Laptop computer with Spam clogging up the floppy drive.

You might refer to it as The Law of the Few, the 80-20 rule, the Pareto Principle or — if you’re angling for serious math geek cred — the principle of factor sparsity. All these names are used to describe a major factor in epidemics or epidemic-like phenomena: widespread effects are often caused by a few key players. Malcolm Gladwell cited all kinds of examples of this phenomenon in The Tipping Point: the transformation of Hush Puppies into a trendy shoe brought about by a few “influencers”, the success of the book Divine Secrets of the Ya-Ya Sisterhood thanks to devoted fans with personal networks and how an gonorrhea epidemic in Colorado Springs was traced to a small number of people in a half-dozen bars.

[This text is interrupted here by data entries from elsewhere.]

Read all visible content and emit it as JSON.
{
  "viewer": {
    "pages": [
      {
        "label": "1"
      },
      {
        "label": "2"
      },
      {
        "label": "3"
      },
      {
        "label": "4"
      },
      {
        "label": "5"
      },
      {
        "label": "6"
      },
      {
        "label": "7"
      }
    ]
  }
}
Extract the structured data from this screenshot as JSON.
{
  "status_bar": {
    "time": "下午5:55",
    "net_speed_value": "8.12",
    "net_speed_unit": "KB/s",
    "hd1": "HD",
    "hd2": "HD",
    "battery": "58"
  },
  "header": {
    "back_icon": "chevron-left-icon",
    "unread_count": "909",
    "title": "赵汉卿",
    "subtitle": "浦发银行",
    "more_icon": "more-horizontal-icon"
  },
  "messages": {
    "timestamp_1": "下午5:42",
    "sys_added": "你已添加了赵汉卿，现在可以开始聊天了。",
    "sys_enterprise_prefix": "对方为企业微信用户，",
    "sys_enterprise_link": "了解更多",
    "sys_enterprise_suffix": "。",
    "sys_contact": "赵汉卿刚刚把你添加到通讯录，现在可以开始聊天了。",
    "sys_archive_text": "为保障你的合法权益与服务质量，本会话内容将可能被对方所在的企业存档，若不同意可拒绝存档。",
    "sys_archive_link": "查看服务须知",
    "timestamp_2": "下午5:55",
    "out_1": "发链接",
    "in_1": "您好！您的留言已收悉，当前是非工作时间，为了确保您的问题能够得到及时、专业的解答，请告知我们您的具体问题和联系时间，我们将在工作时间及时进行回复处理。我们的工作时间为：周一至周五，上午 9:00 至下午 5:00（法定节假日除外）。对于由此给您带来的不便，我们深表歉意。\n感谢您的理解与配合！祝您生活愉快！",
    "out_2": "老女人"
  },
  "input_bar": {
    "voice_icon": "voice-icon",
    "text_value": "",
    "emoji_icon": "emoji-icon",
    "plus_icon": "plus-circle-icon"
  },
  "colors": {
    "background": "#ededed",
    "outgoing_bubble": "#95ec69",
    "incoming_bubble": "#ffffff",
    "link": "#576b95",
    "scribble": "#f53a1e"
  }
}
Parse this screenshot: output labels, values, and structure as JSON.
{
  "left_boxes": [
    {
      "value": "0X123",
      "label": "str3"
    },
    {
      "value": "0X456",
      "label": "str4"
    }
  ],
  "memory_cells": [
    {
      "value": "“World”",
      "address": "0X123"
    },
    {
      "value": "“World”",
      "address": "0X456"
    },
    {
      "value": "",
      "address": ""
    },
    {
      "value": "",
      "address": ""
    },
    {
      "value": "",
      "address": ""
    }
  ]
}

It seems that the same principle applies to spam and spammers. According to The Spamhaus Project’s ROKSO (Register Of Known Spam Operations), 80% of all the spam out there is being created by a mere 200 operators. To make it onto the ROKSO, you have to have had your services terminated by at least 3 ISPs for spamming.

A snippet from the sidebar of the ROKSO page:

80% of spam received by Internet users in North America and Europe can be traced via aliases and addresses, redirects, hosting locations of sites and domains, to a hard-core group of around 200 known spam operations (“spam gangs”), almost all of whom are listed in the ROKSO database. These spam operations consist of an estimated 500-600 professional spammers with ever-changing aliases and domains.

For those of you who really want to stay on top of the spam underground (or maybe you’ve got a fascination for things like the FBI’s “Ten Most Wanted” list), Spamhaus also publishes a “10 Worst Spammers” list, updated weekly.